How To Survive Your Period At A Festival
Because leakage + portaloos is no fun.
The sun is shining, your glitter is packed and your ready to let loose at a music festival. But then your period arrives and all of a sudden the idea of a weekend in a tent with nothing but portaloos for company sounds a teeny tiny bit less inviting.
Luckily getting your period doesn't have to mean game over and the folk from betty have put together a few handy tips to get you through.
Getting caught short in the middle of a festival and starting your period is inconvenient to say the least. Make sure you’re prepared for the festival with plenty of supplies and if it's easier, a bettybox is an easy peasy way to cover all your bases as the monthly subscrption box comes packed full of all the sanitary products you could need for the month, plus a cute bag to conceal your bits and bobs in if your don't want to be waving your tampon in the air at the front of the crowd.
Give your wardrobe a thought too. A few jersey dresses or some comfy leggings you can chuck on are going to make your period way easier to deal with than that pair of denim shorts that feel a bit like they're cutting your bum in two.
Keep it Clean
Periods can be a little messy at times, so trying to stay clean while not showering for 4 days can be tricky. Make sure you pack plenty of wipes and hand sanitiser, whether you’re on your period or not.
However, do be careful when choosing any feminine hygiene wipes and pick a wipe that's pH balanced and has been gynaecologically and dermatologically tested so as not to mess up the delicate pH balance down there.
Keep it chill
There are no rules at a festival, so if your period leaves you feeling a bit sluggish, its time to chill. It is important to stay hydrated when on your period too, so make sure you’re drinking lots of water. Keeping some pain killers on you is also a good idea in case you get any cramps.

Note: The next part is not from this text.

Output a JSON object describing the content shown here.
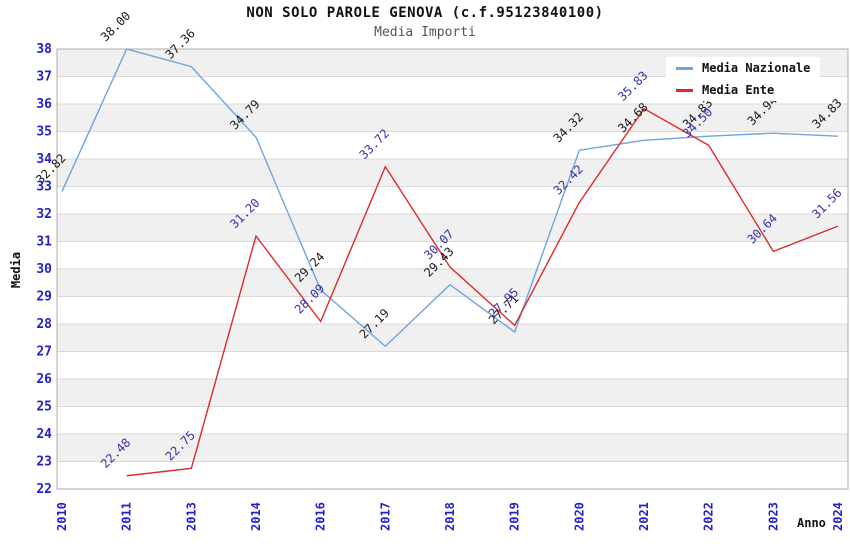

A torch is an ESSENTIAL for any festival. It will make navigating your way to the portaloos to change your pad or tampon at night much easier. A head torch is even better because it means you'll have two hands free to sort yourself out.
It’s also a good idea to pack extra pants in case of leaks. Remember though, leaks are totally normal and when everyone else is covered in mud and three days’ worth of sweat, no one's going to be noticing any period leakage.
It's really important to make sure you follow manufacturers guidelines on how often to change your pad or tampon. This will help to avoid leaks and more serious conditions like Toxic Shock Syndrome from developing. If you're forgetful then why not set an alarm on your phone or watch or ask a friend to remind you.